Alleged trespassers claim right to land
Five plead not guilty after 16 are arrested on a Maui parcel being developed for housing
WAILUKU » Several native Hawaiians arrested for allegedly trespassing on a planned housing project on Maui appeared yesterday in Wailuku District Court.
The five in the group of 16 arrestees who claim they are heirs of the land pleaded not guilty before Judge Douglas Ige.
The date for completing the 16's pretrial motions was Dec. 12. Ige released the five on their own recognizance. The other 11 had posted $100 bail.
The group, including four older than 60, was arrested Sunday on land in Waiehu being developed by Sterling Kim.
Valerie Piimauna Dukelow, one of those arrested Sunday and a member of the group Ko Hawaii Pae Aina-Aha O Na Wai Eha, said that based on a royal patent, she and the others have vested rights to the land and should be able to live on it.
"I wanted to show them this was my right as a kanaka. I had the right to be there," Dukelow said.
"We cannot step back anymore. ... We were not afraid because we knew what we were doing was right."
But Kim, head of Hale Mua Properties LLC, said the people were using the claims as heirs to squat on his land and that he has already received a Maui Circuit Court summary judgment in his favor.
"None of the people who were arrested had ever filed a claim in the court that was recognized," Kim said.
Kim said there was no paperwork or genealogy to justify their claims.

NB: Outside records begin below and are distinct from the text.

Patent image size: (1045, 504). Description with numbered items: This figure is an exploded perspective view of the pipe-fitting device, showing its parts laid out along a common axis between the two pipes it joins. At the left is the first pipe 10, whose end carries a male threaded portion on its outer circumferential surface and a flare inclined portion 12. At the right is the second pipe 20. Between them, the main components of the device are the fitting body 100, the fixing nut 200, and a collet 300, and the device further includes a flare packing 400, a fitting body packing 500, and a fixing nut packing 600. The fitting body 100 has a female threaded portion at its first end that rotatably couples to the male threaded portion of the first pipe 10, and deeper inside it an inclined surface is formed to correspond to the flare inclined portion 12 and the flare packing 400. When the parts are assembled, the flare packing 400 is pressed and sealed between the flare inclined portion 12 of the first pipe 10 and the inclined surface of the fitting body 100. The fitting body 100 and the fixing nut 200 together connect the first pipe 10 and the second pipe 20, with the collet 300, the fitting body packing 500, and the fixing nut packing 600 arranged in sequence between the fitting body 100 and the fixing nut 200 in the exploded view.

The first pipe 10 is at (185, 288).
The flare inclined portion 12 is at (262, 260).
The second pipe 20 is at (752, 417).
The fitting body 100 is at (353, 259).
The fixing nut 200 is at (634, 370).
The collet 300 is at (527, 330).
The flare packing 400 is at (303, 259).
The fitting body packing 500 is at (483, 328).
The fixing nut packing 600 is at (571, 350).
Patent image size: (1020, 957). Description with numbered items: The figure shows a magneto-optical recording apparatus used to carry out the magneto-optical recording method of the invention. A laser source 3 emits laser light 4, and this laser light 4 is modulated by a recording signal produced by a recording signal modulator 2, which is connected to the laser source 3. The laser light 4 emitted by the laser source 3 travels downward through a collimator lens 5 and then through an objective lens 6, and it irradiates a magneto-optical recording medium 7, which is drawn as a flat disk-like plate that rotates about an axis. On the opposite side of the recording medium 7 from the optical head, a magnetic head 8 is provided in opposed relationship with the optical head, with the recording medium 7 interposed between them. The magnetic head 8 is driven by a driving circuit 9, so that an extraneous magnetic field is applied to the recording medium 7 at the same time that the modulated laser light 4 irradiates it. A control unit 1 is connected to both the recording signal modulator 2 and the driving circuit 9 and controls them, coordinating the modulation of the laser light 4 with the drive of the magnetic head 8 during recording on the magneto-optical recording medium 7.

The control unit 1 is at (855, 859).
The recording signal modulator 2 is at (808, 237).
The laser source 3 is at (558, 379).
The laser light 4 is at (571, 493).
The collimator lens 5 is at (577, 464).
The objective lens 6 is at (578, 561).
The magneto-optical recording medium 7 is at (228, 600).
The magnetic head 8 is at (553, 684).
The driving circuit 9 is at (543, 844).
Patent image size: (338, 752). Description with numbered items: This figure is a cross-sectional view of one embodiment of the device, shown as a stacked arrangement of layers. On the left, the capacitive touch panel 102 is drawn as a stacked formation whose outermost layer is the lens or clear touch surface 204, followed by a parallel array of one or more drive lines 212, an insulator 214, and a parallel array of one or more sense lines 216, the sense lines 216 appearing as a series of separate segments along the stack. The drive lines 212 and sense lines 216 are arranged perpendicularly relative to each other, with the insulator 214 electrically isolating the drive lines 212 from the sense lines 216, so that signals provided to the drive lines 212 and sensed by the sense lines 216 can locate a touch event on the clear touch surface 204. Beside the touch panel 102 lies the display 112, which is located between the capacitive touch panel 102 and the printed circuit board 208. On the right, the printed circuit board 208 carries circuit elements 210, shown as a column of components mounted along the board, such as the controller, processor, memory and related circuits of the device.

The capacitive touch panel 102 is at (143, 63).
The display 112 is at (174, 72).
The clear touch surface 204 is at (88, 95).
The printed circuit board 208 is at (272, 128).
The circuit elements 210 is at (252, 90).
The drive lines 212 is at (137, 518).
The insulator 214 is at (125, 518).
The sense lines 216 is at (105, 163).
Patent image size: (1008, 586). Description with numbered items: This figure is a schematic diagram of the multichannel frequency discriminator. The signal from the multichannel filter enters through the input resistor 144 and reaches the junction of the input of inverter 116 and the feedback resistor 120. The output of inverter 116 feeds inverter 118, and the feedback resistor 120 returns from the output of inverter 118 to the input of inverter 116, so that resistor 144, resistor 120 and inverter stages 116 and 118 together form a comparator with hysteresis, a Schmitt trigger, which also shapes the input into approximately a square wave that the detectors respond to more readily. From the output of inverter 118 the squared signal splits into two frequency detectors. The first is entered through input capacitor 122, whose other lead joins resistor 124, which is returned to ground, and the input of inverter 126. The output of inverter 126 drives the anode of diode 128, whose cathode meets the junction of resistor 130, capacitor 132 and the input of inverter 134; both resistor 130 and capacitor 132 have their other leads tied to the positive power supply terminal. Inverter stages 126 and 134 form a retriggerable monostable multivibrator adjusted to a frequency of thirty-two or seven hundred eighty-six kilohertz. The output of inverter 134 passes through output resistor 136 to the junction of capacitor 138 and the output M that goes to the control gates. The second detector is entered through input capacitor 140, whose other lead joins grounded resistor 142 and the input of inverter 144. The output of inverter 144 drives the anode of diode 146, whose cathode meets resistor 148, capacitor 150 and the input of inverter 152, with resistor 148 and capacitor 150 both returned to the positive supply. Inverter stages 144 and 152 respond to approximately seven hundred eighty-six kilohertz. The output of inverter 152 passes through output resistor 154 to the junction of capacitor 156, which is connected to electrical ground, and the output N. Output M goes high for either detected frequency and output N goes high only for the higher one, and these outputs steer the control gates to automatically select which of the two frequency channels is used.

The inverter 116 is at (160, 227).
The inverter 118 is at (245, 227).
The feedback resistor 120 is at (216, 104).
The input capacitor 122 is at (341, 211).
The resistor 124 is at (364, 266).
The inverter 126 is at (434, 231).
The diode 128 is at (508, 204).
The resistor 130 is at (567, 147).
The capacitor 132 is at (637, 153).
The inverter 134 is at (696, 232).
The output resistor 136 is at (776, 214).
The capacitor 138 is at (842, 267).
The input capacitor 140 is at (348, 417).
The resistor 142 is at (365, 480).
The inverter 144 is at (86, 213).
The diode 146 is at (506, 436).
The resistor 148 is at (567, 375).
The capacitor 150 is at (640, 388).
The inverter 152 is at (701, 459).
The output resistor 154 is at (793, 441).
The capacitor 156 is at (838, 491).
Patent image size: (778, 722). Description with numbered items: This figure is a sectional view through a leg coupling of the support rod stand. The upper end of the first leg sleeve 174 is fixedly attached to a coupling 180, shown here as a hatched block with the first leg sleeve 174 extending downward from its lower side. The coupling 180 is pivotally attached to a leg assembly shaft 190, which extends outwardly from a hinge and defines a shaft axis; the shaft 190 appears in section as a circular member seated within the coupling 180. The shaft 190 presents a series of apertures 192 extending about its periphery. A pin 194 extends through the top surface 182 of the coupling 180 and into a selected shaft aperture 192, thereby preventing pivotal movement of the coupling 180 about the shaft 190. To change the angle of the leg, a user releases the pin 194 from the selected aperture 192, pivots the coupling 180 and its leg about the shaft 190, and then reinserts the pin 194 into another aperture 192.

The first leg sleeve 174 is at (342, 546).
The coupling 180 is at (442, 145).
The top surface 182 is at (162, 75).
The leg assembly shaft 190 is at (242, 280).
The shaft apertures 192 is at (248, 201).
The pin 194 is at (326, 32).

"We've tried to discuss things with them. ... We have people who are misinformed," Kim said.
Dukelow said her group has been visiting the site regularly to take care of the land.
Native Hawaiians have cleared the land and planted crops on the site, including squash, mamaki tea, awa, kukui and taro.
Dukelow said the group has encountered police on multiple occasions during their work at the site, but decided Sunday that they could not back down.
The land, formerly used for sugar cane cultivation, was once owned by Wailuku Agribusiness.
Kim said he plans to build 466 homes on 240 acres of land, including 238 affordable homes with prices beginning at $180,000 for a three-bedroom.
He said the affordable houses will be available for purchase by many people, including native Hawaiians.
"This is not a quick-get-rich scheme," Kim said.